3. RESULTS AND DISCUSSION
Scheme 1 displays the fabrication process of
cellulose/CaCO3 membrane via a facile electrospinning
method. CA is translated into cellulose by alkaline hydrolysis
benefitting to improve the affinity with electrolytes.[29] The SEM
images were used to record the micromorphology, and the corresponding
results were shown in Figure 1 . It can be found that nano
CaCO3 is spherical with a diameter of about 100 nm
(Figure 1a ,). Nano CaCO3 is commonly used as
plastic filler with toughening and reinforcing effects, also improving
the thermal deformation temperature and dimensional stability of
polymers.[30, 31] The morphologies of
cellulose membrane and
cellulose/CaCO3 membranes are shown in Figure
1b-d , these membranes show randomly arranged nanofibers and porous
networks, which helps for liquid electrolyte uptake and fast migration
of ions.[32, 33] As shown in Figure 1b, for cellulose membrane, the
diameter of assembled fibers is uniform and the surface of fibers is
smooth (Figure 1b ).
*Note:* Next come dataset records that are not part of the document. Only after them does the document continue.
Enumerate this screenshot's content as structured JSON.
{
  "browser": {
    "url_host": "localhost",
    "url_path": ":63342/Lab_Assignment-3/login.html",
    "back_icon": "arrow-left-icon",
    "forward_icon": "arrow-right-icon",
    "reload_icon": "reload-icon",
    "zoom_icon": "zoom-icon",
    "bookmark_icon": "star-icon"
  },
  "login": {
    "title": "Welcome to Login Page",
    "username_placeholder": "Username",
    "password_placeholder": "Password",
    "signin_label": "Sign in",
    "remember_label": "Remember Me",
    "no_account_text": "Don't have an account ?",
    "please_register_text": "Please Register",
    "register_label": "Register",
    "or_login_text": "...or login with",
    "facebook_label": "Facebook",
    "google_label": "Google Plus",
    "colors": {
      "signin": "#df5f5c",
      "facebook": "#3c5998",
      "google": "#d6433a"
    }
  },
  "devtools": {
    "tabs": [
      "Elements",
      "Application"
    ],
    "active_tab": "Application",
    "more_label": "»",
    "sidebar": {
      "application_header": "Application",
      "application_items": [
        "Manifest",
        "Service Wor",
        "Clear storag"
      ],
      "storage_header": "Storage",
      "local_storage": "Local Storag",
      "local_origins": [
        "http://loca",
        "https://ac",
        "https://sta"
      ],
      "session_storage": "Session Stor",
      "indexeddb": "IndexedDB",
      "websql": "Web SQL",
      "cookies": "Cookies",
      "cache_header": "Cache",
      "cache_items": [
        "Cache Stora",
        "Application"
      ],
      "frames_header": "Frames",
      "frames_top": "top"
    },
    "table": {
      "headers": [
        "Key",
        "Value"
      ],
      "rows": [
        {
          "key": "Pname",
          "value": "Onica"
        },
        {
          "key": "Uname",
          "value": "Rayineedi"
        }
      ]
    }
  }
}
After the introduction of nano
CaCO3, the surface of cellulose/ CaCO3fibers becomes rougher and the diameter uniformity decreases accompanied
by some humps after the addition of CaCO3. It is
probably due to CaCO3 particles being encapsulated
inside the fibers. These rough protrusions become more numerous as the
amount of CaCO3 addition increases (Figure 1c
and 1d ). Furthermore, the uniform distribution of Ca elements indicates
that CaCO3 and polymer matrixes achieve compact and
intact combination (Figure 1e ). Notably, the high magnification
image in Figure 1f exhibits that nanoparticles are also coated
on the fiber surface.